Ryanair's call on the Government and the EU to speed up vaccinations to get the Republic and the bloc out of the Covid-19 crisis looks optimistic. The UK has inoculated more than one in 10 of its 60 million people so far, but the comparable figures are just one in 30 here and 2 per cent throughout Europe.
That's a dismal performance, one that cannot be covered up by the EU's row with AstraZeneca.
As things stand, business in the EU and Republic look set for further sustained disruption. Both now risk another year without substantial tourism, an activity that wholly or partly supports tens of thousands of hospitality jobs here.
Job fears
Many of those people are among the 480,000 getting the pandemic unemployment payment while they sit out another lockdown. No one would blame anyone in this situation for fearing their jobs may not return this year, if at all.

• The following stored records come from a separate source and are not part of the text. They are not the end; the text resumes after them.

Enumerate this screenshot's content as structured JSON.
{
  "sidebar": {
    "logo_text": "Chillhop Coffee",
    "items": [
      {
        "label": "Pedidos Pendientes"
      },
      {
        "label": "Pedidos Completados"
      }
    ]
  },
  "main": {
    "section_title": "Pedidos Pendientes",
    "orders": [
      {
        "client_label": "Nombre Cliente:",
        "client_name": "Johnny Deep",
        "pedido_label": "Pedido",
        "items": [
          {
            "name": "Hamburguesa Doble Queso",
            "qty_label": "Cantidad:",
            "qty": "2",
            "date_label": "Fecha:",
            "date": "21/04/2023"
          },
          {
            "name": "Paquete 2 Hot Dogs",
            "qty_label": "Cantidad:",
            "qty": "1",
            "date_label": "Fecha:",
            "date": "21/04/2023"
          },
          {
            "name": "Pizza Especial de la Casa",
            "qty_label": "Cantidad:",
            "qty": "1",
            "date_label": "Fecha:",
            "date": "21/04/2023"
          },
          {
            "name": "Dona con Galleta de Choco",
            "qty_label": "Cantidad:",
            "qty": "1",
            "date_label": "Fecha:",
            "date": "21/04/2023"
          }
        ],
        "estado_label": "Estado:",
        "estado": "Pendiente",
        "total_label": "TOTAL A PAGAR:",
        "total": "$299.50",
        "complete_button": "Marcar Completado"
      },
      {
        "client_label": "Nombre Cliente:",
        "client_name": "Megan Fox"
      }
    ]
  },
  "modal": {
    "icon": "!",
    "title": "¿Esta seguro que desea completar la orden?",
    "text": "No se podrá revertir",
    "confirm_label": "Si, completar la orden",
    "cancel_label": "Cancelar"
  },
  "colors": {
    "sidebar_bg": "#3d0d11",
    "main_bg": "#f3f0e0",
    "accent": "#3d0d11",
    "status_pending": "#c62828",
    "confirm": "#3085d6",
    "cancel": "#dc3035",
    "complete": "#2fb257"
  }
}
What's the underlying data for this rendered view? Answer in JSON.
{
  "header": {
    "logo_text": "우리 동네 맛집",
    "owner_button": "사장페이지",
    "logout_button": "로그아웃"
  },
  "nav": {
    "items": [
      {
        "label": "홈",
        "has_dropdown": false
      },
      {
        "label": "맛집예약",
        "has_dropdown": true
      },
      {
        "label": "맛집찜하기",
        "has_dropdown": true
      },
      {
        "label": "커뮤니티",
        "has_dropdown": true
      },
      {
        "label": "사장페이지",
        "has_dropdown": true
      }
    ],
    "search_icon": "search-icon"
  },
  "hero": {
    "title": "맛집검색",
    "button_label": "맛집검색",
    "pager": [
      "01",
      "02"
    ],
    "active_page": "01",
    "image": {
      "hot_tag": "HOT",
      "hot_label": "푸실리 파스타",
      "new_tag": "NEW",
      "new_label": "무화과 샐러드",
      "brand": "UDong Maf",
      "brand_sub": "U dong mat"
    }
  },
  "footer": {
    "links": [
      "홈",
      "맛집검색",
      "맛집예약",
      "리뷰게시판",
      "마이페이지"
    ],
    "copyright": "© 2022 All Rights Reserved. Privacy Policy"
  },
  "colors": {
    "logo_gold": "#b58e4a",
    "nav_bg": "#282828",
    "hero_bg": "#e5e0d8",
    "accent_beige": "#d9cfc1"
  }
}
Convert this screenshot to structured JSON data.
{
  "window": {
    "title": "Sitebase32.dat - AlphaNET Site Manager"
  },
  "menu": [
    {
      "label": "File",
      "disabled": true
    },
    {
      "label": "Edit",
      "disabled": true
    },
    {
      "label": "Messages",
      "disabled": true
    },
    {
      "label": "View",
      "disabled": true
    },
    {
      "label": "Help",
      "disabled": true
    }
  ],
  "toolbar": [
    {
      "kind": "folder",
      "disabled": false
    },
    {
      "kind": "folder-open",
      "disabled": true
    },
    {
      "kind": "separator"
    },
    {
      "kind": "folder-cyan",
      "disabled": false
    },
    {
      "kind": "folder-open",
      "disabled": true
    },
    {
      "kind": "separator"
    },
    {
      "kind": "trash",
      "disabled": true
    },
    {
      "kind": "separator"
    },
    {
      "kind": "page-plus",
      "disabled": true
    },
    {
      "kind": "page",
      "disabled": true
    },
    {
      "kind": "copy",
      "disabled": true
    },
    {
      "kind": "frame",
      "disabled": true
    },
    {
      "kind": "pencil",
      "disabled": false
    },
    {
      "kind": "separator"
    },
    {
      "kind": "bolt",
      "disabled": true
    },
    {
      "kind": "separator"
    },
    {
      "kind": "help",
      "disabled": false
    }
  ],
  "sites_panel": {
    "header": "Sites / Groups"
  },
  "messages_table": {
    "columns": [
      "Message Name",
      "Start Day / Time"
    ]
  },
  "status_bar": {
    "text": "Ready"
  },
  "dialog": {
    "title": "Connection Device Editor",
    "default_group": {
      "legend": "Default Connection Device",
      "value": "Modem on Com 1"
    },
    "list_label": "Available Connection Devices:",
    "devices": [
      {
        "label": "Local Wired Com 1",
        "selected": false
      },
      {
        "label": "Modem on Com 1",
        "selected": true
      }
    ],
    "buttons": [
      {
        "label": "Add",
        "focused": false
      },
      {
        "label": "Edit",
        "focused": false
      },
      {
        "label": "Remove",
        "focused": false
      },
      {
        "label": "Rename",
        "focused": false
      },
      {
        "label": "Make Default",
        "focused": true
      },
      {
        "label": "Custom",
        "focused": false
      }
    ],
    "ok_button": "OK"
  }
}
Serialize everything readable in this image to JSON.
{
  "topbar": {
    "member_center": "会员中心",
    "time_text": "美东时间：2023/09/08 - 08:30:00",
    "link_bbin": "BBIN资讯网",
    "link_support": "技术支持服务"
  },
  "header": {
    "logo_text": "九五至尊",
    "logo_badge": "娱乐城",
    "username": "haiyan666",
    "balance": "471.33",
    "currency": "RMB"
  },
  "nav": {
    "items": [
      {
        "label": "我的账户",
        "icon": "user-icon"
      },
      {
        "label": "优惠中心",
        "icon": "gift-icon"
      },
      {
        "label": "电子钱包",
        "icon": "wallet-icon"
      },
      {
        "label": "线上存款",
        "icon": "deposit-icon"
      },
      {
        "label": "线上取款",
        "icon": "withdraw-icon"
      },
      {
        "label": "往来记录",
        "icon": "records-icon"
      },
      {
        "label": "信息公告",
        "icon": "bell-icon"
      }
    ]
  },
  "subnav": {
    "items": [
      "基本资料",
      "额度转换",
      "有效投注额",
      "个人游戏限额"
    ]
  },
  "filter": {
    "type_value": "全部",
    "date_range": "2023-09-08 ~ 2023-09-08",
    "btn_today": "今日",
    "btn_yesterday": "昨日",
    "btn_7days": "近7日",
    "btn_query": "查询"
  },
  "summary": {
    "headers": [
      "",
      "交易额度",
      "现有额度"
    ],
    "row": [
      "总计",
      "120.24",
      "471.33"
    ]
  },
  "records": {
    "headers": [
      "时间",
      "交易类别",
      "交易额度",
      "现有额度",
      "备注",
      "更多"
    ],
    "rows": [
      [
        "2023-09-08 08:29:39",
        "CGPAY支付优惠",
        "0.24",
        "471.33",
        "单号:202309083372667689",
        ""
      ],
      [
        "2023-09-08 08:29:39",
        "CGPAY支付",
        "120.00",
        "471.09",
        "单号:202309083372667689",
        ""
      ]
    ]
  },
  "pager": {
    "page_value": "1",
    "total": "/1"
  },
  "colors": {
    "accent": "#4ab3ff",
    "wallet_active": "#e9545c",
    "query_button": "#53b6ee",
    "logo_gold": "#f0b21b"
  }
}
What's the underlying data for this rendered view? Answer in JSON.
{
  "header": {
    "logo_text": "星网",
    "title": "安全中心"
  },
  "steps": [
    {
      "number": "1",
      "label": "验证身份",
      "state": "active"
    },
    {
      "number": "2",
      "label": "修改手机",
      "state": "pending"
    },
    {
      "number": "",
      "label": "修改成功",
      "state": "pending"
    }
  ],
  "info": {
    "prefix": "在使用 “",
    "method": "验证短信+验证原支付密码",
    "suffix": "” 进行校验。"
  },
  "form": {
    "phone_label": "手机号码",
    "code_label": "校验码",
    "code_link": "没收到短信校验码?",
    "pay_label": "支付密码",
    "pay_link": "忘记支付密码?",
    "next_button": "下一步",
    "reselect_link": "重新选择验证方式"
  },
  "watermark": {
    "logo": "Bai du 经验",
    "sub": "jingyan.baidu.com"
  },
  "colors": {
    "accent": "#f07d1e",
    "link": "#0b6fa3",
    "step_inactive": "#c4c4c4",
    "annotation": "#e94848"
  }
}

Ryanair may not want to, but it can ride out out this storm. It has €3.5 billion in cash, has cut costs by two-thirds and will ultimately be plying its trade in a market where rivals have folded or severely cut back while it buys 210 new planes.
Locked-down businesses
It may not be possible to say the same for many locked-down businesses on the ground in the Republic. In December, the Economic and Social Research Institute predicted that up to 240,000 people could still be looking for a job by Christmas 2021.
The ESRI predicted this before new Covid variants and accompanying restrictions dealt a blow to hopes of an early recovery, so there could be far more than a quarter of a million families without a breadwinner at the end of the year.
Allowing the crisis to drag risks causing more long-term damage to businesses and the livelihoods they support. Ryanair is correct, the only real way out is a speedy vaccination programme. The problem is that neither the Government nor the EU seem to share its sense of urgency.